I’ll be moving in the end of June and if my past issues with one of my roommates are any indication, it’s a very good thing. Here’s the thing, I am a very laid back person. In fact I’d go so far as to use the cliché, “I’m probably one of the most laid back people you’ll ever meet.” The thing is, that cliché describes me quite accurately. This is one of the reasons why I have decided to give up on living with girls and move into a house full of boys.
OK, flashback to exactly one year ago. What was I doing a year ago? Well, besides enjoying being very recently graduated, I was just moving out of a house full of big, burly, football playing boys. I loved living with these guys, they were my friends and my brothers and the type of guys that would stand arms crossed on the front steps when any guy came to pick me up from the house. So the obvious question is why did I ever move? Well one of these football-playing boys happened to be really, really good at being a football-playing boy and was signed to the Dolphins. Needless to say, that was the end of my wonderful living situation.
So then I moved in with girls – not just one or two, but four girls. Now, these were the type of girls that say they hate drama but really they need to be the center of it all times to keep functioning. Long story short, I missed my boys very dearly. Yes, the boys were a lot messier and I did more than my fair share of cleaning, but I’d take two hours scrubbing a filthy bathroom over stupid girls any day.

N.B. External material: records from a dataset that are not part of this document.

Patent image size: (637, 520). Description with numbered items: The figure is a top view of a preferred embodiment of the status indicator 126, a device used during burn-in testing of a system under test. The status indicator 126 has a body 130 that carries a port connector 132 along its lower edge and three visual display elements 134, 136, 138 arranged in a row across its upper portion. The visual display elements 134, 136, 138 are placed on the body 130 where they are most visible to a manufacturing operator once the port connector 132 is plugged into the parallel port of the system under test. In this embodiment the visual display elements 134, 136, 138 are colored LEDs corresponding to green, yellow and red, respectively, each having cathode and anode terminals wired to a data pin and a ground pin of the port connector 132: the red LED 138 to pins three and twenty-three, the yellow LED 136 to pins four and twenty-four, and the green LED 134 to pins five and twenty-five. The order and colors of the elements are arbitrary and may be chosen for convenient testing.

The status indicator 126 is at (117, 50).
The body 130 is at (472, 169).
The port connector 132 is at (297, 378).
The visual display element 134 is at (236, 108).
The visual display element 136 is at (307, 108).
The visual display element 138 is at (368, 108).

And that, my dear readers, is why as of June 30th I will be happily living with three guys again. The best part of all of this is that thus far my new roommates have gone above and beyond to make me feel welcome. I haven’t even moved in yet and already they have cooked me dinner twice with no expectation of reciprocation. Now part of me thinks these niceties may just be to get a girl that likes to clean and happens to have bakers for parents, who create delicious treats for a living, to move in, but I’ll still take free steak dinners while they last.
Talk to me in a month and we’ll see how much cleaning I’ve already done. Give me a dirty toilet over the mess of she said, she said drama and I’ll happily scrub away.